All of these actions were in direct opposition to the actions of the
Swiss Government. At every turn, elected representatives sought to
please not their voters, but their fellow lawmakers in
the European Union. Indeed, the ban on foreign trucks crossing the Alps
produced these comments: “In a continent with many small countries and
many borders a country cannot just do what it wants like that” (an
anonymous European diplomat quoted by an international wire service).
“This is a European problem. Purely national solutions are not
acceptable” (German government spokesman). “No single country’s
commercial traffic should be conditioned by ‘autonomous and
discretionary initiatives’” (Italian Transport Minister Rafaelle Costa).

Intelligence Digest reports, “The loss of Swiss public confidence in
the government is now said to be greater than at any time since the
foundation of the modern Swiss state in 1848. Many Swiss voters consider
the government’s repeated attempts to surrender Swiss independence to
supra-national organizations such as the European Union as little better
than treachery.”

In the United States, the response to increasing federal demands has
been a revival of the Tenth Amendment at the state level. The last
amendment in the Bill of Rights, it makes crystal clear the
intent of the Constitution and the limits of federal powers. It reads:
“The powers not delegated to the United States by the Constitution, nor
prohibited by it to the States, are reserved to the States respectively,
or to the people.”

The western states’ legislatures are moving as fast as they can to
put the Tenth Amendment into resolution form, passing it, and sending
signed copies stamped “cease and desist” to the federal
government’s officers. Colorado State Representative Charles Duke, one
of the movement’s early leaders says,

    When a state passes this resolution proclaiming its sovereignty,
    that state may then claim exemption to most federal mandates. … This
    was what happened with New York v. United States (112 S. Ct. 2408
    1992). The federal government was attempting to mandate that the State
    of New York accept radioactive waste for disposal. New York pleaded they
    were exempt from the mandate under the Tenth Amendment and the court
    affirmed the Tenth Amendment protection.

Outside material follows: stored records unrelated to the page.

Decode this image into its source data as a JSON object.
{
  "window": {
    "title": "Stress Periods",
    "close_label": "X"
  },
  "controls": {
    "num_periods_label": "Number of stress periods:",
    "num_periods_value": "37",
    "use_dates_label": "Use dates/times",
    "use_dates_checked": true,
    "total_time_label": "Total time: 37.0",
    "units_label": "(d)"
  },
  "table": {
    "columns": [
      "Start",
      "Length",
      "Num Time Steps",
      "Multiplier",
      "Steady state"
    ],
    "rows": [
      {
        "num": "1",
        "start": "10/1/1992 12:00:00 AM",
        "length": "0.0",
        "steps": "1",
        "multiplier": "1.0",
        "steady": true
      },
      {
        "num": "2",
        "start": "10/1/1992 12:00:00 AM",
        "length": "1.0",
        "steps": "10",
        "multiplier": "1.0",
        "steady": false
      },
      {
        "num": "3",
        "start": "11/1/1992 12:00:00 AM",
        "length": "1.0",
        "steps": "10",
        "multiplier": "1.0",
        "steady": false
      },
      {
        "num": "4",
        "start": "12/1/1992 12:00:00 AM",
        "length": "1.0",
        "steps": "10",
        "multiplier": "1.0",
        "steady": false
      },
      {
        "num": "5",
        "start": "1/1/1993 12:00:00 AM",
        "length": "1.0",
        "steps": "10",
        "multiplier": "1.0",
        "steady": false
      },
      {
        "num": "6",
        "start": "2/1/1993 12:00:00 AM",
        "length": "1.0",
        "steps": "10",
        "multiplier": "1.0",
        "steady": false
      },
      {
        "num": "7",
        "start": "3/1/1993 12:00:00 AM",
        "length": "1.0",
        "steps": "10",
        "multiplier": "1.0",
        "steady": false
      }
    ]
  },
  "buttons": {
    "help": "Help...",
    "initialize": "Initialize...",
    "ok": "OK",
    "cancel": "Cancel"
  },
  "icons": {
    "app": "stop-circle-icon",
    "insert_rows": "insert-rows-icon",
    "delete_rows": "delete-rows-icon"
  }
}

    Thus, by having proclaimed sovereignty, a state is in the position to
    select those mandates they will follow, now by choice, not by
    edict.

The Colorado lawmaker goes on to explain how states can protect
themselves from federal bullying by collecting the federal taxes in
their state and making distributions only for
constitutionally-sanctioned activities.

Like all tragic accidents, the scene of impact when western
governments collide with history will be no place for the squeamish. The
welfare state is due to implode under the weight of its own questionable
success. The wreckage will affect all of us. We are all actors in the
play; the part we play not necessarily of our choosing. The hero and the
villain may not become clear until
nearer the end, but the curtain is drawing down upon the current act.